Living and working in a boarding school one inevitably slices up time according to terms and holidays. I think teachers must be some of the worst offenders in the crime of wishing your life away to the next holiday. And yet when a holiday arrives, whilst the first days, for me at least, are a relief as I don’t need to wear a suit and can wear antique jeans and sweaters, I soon find I miss the busy-ness of the school full of pupils and I start measuring the time until they return. The place seems empty without all that youthful vim.
A school needs to be full and active. There should be noise and energy and activity. This term we returned to find the new music school inhabited and ready to go in its teaching and learning functions. And what a joy it has been! Richard Baker, our remarkable percussion teacher, has had a smile as broad as the Mersey Tunnel (as they say where I was brought up). Duncan Emerson is patiently adding to his roles of maestro conductor and Director of Music that of tour guide around this new box of delights. Pupils are eager to get into the practice rooms, classical and pop. The place is, as I suppose befits a music school, humming.

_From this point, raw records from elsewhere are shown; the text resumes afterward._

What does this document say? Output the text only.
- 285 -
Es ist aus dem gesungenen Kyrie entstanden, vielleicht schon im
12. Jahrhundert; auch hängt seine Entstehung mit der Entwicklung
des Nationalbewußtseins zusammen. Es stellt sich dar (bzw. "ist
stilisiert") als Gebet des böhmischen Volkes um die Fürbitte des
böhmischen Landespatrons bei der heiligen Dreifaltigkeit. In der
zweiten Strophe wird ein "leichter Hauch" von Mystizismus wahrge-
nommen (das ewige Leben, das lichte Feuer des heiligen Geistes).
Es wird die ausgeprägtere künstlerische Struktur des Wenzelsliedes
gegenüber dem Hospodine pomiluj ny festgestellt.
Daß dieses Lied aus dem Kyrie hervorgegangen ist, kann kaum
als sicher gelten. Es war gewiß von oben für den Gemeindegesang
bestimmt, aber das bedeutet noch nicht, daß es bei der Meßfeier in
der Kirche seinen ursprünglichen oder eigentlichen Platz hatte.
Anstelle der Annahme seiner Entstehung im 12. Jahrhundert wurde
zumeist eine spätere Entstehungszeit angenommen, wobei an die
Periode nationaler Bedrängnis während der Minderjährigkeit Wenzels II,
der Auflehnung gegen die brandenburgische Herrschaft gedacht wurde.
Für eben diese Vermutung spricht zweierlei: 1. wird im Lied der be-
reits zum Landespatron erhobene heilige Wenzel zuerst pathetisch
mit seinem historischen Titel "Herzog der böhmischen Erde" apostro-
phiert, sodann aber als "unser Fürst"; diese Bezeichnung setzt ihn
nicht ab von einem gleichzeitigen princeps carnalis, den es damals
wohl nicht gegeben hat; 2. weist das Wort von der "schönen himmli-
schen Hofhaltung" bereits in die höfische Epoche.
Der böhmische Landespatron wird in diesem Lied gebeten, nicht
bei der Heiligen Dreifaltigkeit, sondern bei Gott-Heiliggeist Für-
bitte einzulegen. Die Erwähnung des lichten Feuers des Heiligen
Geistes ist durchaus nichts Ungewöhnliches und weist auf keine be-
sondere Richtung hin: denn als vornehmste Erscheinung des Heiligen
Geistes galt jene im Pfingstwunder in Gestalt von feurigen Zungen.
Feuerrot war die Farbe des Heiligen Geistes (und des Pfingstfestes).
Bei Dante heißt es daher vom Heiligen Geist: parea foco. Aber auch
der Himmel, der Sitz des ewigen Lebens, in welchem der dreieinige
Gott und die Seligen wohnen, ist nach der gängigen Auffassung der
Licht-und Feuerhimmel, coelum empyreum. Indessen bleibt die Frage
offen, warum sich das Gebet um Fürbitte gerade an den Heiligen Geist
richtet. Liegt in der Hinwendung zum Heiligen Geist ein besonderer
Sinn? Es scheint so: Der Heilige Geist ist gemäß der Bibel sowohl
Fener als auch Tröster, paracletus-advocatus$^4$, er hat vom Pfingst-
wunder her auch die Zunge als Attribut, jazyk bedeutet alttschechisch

But this is not about the fact that we have a very expensive, very beautiful, very exciting, very well-equipped building. This is all about what can be done therein. And what it will allow our – and I very much hope other – pupils to achieve musically because of the facilities and the opportunities to learn which the building allows.
Preetpal Bachra, Hsm of Connaught and old boy of Bradford Grammar School (a fine nurse of men), and I were talking of school mottos recently. He told me that his school motto was ‘hoc age’, which might be translated as “Get on with it!” A fine motto, not just for ambitious young Yorkshire men, but for us all; and not least with the opportunities we have afforded to us here at Bryanston. But it’s the Bradford Grammar School Speech Day creed which I think really hits the spot. It is, gratifyingly, a piece of Thucydides: “Men maketh the city, not the walls”. A memorable creed and not just because of the classical root. A school is indeed about its pupils and what they can achieve, and categorically not about bricks and mortar. At Bryanston we strive to give our pupils the ability to achieve remarkable things and it is this aim that is at the centre of all we plan. hoc age!